Smith acknowledged, as well, the many construction projects currently underway in Centreville, plus the progress being made on the Poplar Tree Bridge. Then came the touchy subject of land use – especially residential projects being considered for construction in Chantilly, directly under the flightpaths of departing and arriving flights at Dulles International Airport.

Many local residents and the land-use groups representing them have decried the Board’s continuing to hear and act upon land-use cases during the pandemic, when it’s more difficult for citizens to comment on them. But, said Smith, “The Board and I feel we have a responsibility – for our county’s economic viability – to keep moving forward.”

Against the advice of the Metropolitan Washington Airports Authority (MWAA) and two local land-use groups, the Supervisors recently approved construction of Elm Street Communities in the Westfields area of Chantilly.

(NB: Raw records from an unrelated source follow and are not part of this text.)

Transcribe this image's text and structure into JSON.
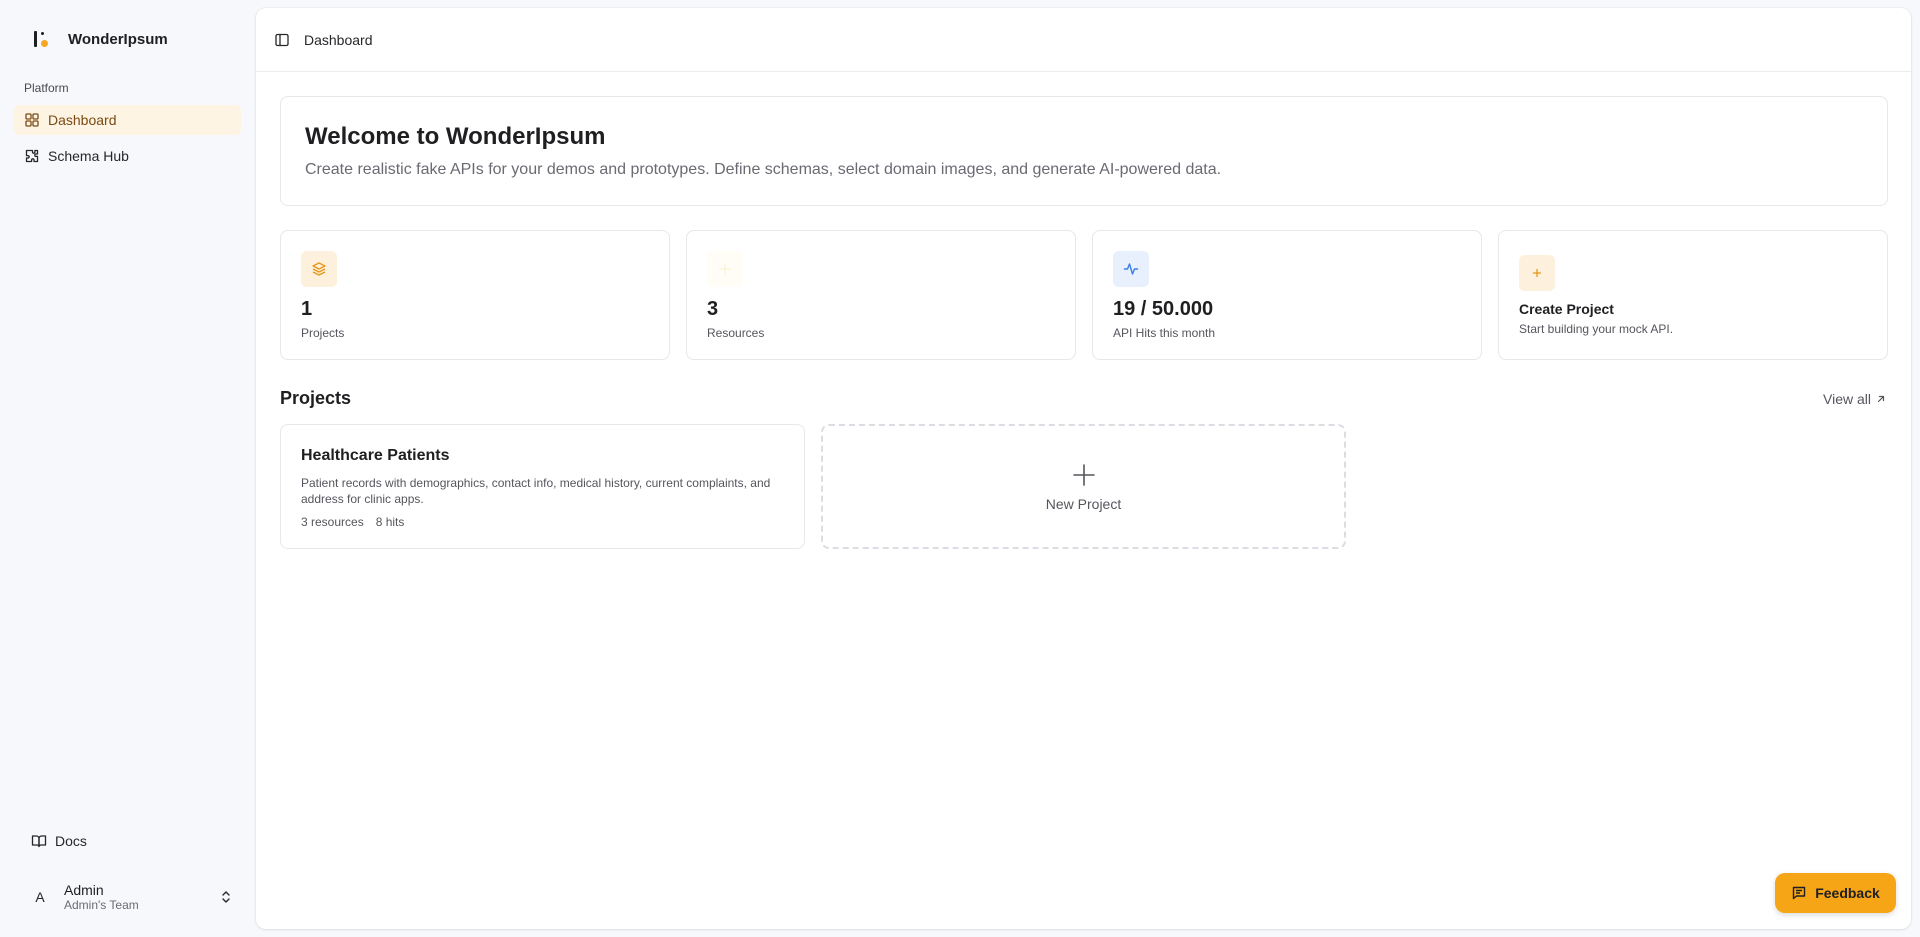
{
  "brand": {
    "name": "WonderIpsum"
  },
  "sidebar": {
    "group_label": "Platform",
    "items": [
      {
        "label": "Dashboard",
        "icon": "grid-icon",
        "active": true
      },
      {
        "label": "Schema Hub",
        "icon": "puzzle-icon",
        "active": false
      }
    ],
    "docs_label": "Docs",
    "user": {
      "initial": "A",
      "name": "Admin",
      "team": "Admin's Team"
    }
  },
  "topbar": {
    "title": "Dashboard"
  },
  "welcome": {
    "title": "Welcome to WonderIpsum",
    "subtitle": "Create realistic fake APIs for your demos and prototypes. Define schemas, select domain images, and generate AI-powered data."
  },
  "stats": [
    {
      "value": "1",
      "label": "Projects",
      "icon": "layers-icon"
    },
    {
      "value": "3",
      "label": "Resources",
      "icon": "sparkle-icon"
    },
    {
      "value": "19 / 50.000",
      "label": "API Hits this month",
      "icon": "activity-icon"
    }
  ],
  "create_card": {
    "title": "Create Project",
    "subtitle": "Start building your mock API."
  },
  "projects_section": {
    "title": "Projects",
    "view_all": "View all"
  },
  "projects": [
    {
      "name": "Healthcare Patients",
      "description": "Patient records with demographics, contact info, medical history, current complaints, and address for clinic apps.",
      "resources": "3 resources",
      "hits": "8 hits"
    }
  ],
  "new_project_label": "New Project",
  "feedback_label": "Feedback",
  "colors": {
    "accent": "#f5a515",
    "active_bg": "#fdf4e3",
    "blue_icon_bg": "#e8f0fe"
  }
}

At the June 24 meeting, Smith said, “I’m happy the Board approved Elm Street because it will bring some much-needed, affordable housing.”

However, it will also bring a tremendous amount of noise to anyone moving there because the 157 homes will all be built directly under an airport flightpath. Aircraft arrivals there are generally 30-60 seconds apart, and the flightpath is just 1,300 feet above this site.

The Board decided based on the airport’s noise-contour map from 1993, even though it’s known since last November that this map was updated in 2019 – and that airport use has intensified in the past 27 years.

The county’s own Comprehensive Plan states that, as new noise-contours information becomes available, it should be included in that plan to more accurately reflect the most current and appropriate “delineation of the Dulles Airport Noise Impact Area to which land-use compatibility policies will be applied.”

Yet the Supervisors have continued deciding land-use cases in the airport-noise area without including the updated noise-contour information in the Comprehensive Plan. And soon, they’ll consider another residential development, Stonebrook, that’ll be affected even more by the noise.

That’s because jets there will fly just 950 feet above the houses. And all these homes are within the FAA’s 65 DNL noise contour – meaning a day/night average decibel noise level of 65 decibels and above.

THE BOARD will also decide on another nearby application, Boulevards at Westfields, which seeks to provide homes for 442 families/individuals in an area between the 60-65 DNL noise contours.

Noting that Smith chairs the Board’s Land Use Policy Committee, Sully Council member Sheila Dunheimer asked her last week why there’s been “absolutely no sense of urgency” by that committee to adopt the updated contours – even though, in May 2019, Smith made a motion asking the Board to pursue doing so.

“Here we are now, 13 months later,” said Dunheimer. “And the Land Use Policy Committee had no plans for this to be an agenda item until later this fall.”

Smith replied it’s been “a matter of scheduling” the meeting and that the Supervisors will discuss this issue during their July 21 work session. Yet Dunheimer countered that the Board only put it on its agenda “after concerned citizens started asking questions.”

Furthermore, said Sully Council member Jay Johnston, “It seems the horse is already out of the barn, with three cases already being considered, [even though] two land-use committees took [opposing] positions.”

But, said Smith, “We have a responsibility to do due diligence and also be concerned about the county’s economic development – and not the airport, alone.”

Sully Council 1st Vice President Jeff Parnes explained, “We felt that townhouses with backyards weren’t the way to go because the residents won’t be able to use their yards with a constant stream of noise overhead.”

Smith said she considers each case individually and that the noise-level goal is for less than 65 DNL inside people’s homes. But, said resident Michael Mann, “The noise-monitoring station off Willard Road [in Chantilly] is currently hitting 80 DNL as planes fly overhead. How loud is too loud for a community?”

Afterward, Dunheimer said Smith’s “delay tactics will needlessly allow new residential housing to be built in inappropriate locations, intentionally exposing thousands of citizens to harmful noise levels. Who’s really benefiting here? Certainly not the citizens.”